Теперь сердце Аннабел билось совсем медленно. Только вот дышать она почему-то не могла.
«Не требуйте этого от меня», — хотелось ей взмолиться. Но слова застревали в горле.
Все потому, что он любил газету. Она это знала. Он был так близок к цели, и потерять «Уикли» означало потерять все. Она понимала Дерека, но от этого становилось еще больнее.
Он не знал о ее чувствах, уговаривала она себя. Иначе не просил бы у нее этого злосчастного одолжения. А если бы просил… нет, об этом подумать невозможно! Не сейчас, в маленьком, темном, душном экипаже, под взглядом Найтли.
Он ждал ответа. Ждал, что она скажет «конечно», потому что именно это делала всегда. Решала проблемы других людей, не считаясь с собственными сердцем и душой.
— Аннабел, — сдавленно пробормотал он.
Похоже, ему больно.
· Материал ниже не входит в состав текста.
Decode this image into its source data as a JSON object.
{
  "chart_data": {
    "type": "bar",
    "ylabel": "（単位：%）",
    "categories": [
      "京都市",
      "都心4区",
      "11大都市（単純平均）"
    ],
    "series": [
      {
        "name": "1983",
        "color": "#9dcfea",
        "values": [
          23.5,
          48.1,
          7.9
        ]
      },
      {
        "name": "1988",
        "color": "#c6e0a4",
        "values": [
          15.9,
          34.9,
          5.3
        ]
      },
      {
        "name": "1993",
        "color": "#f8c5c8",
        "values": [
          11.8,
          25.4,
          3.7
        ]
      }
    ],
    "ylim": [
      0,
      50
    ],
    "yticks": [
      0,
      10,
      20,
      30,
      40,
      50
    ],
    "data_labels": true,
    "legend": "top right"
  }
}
Вот и хорошо. Пусть он узнает, что такое боль.
— Понимаю, мистер Найтли.
И она понимала. Но это не означало, что ей нравилась его просьба. Или что она ее исполнит. Или что это не ощущалось холодным лезвием кинжала в ее теплом, бьющемся сердце.
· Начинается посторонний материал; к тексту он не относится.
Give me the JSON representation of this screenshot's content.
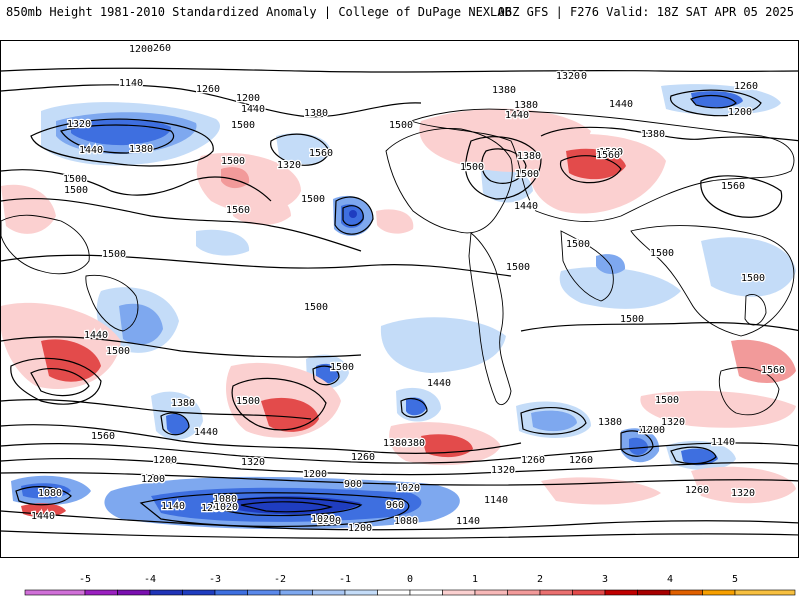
{
  "header": {
    "title_left": "850mb Height 1981-2010 Standardized Anomaly | College of DuPage NEXLAB",
    "title_right": "06Z GFS | F276 Valid: 18Z SAT APR 05 2025"
  },
  "colors": {
    "anom_pos": [
      "#fbd0d0",
      "#f29a9a",
      "#e34b4b",
      "#c00000",
      "#f7a000"
    ],
    "anom_neg": [
      "#c4dcf8",
      "#7ea8ef",
      "#3e6fe0",
      "#1f3dc0",
      "#8a18b8"
    ],
    "contour": "#000000",
    "land": "#000000"
  },
  "contour_labels": [
    "1260",
    "1200",
    "1140",
    "1260",
    "1200",
    "1320",
    "1380",
    "1440",
    "1500",
    "1500",
    "1500",
    "1500",
    "1440",
    "1500",
    "1380",
    "1560",
    "1320",
    "1500",
    "1560",
    "1500",
    "1380",
    "1380",
    "1440",
    "1380",
    "1320",
    "1500",
    "1500",
    "1440",
    "1500",
    "1560",
    "1320",
    "1440",
    "1380",
    "1560",
    "1500",
    "1260",
    "1200",
    "1500",
    "1500",
    "1500",
    "1500",
    "1500",
    "1560",
    "1500",
    "1440",
    "1560",
    "1500",
    "1380",
    "1440",
    "1500",
    "1500",
    "1440",
    "1320",
    "1200",
    "1380",
    "1380",
    "1560",
    "1260",
    "1320",
    "1200",
    "1140",
    "1260",
    "1080",
    "1200",
    "1260",
    "1200",
    "1080",
    "1140",
    "1140",
    "1260",
    "1320",
    "1380",
    "1200",
    "1080",
    "1440",
    "1020",
    "900",
    "1020",
    "960",
    "1080",
    "1140",
    "1020",
    "1200",
    "1140",
    "1260",
    "1320",
    "1200"
  ],
  "colorbar": {
    "ticks": [
      "-5",
      "-4",
      "-3",
      "-2",
      "-1",
      "0",
      "1",
      "2",
      "3",
      "4",
      "5"
    ]
  }
}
Остаток пути оба молчали. Но Аннабел чувствовала каждый брошенный в ее сторону взгляд.
Старая Аннабел попыталась бы успокоить свою совесть, даже если его просьба прозвучала гнусно. Но черт с ней, со Старой Аннабел.
— Аннабел, — обронил Найтли, прервав молчание. И даже потянулся к ее руке. Она так долго этого ждала. Ее маленькая изящная ручка в его ладони, теплой, большой и сильной. Но теперь она чувствовала себя покинутой и одинокой, хотя по-прежнему мечтала о том, что он будет с любовью держать ее руку.
Если она сделает то, о чем просил Найтли… значит, он будет ей обязан. И она будет не просто Старой Дорогой Аннабел, а спасительницей «Лондон уикли». Как соблазнительно!
— Аннабел, — повторил он хрипло и осекся, словно не договорив.
Она смутно ощутила, как приоткрываются ее губы.
«Если он поцелует меня, я прощу все…»
Экипаж остановился перед ее домом.
Он не поцелует ее. И вообще это будет дурно. Он, должно быть, собирался окончательно добить ее, сказав что-то о леди Лидии или лорде Марсдене, или о том, как больше всего на свете любит «Лондон уикли». Она все это знала.
И знала также, что Бланш скорее всего смотрит в окно из-за штор гостиной.
— Я должна идти, — вздохнула она, вспоминая совет Таинственной из Челси «всегда оставлять Болвана недовольным и желающим большего».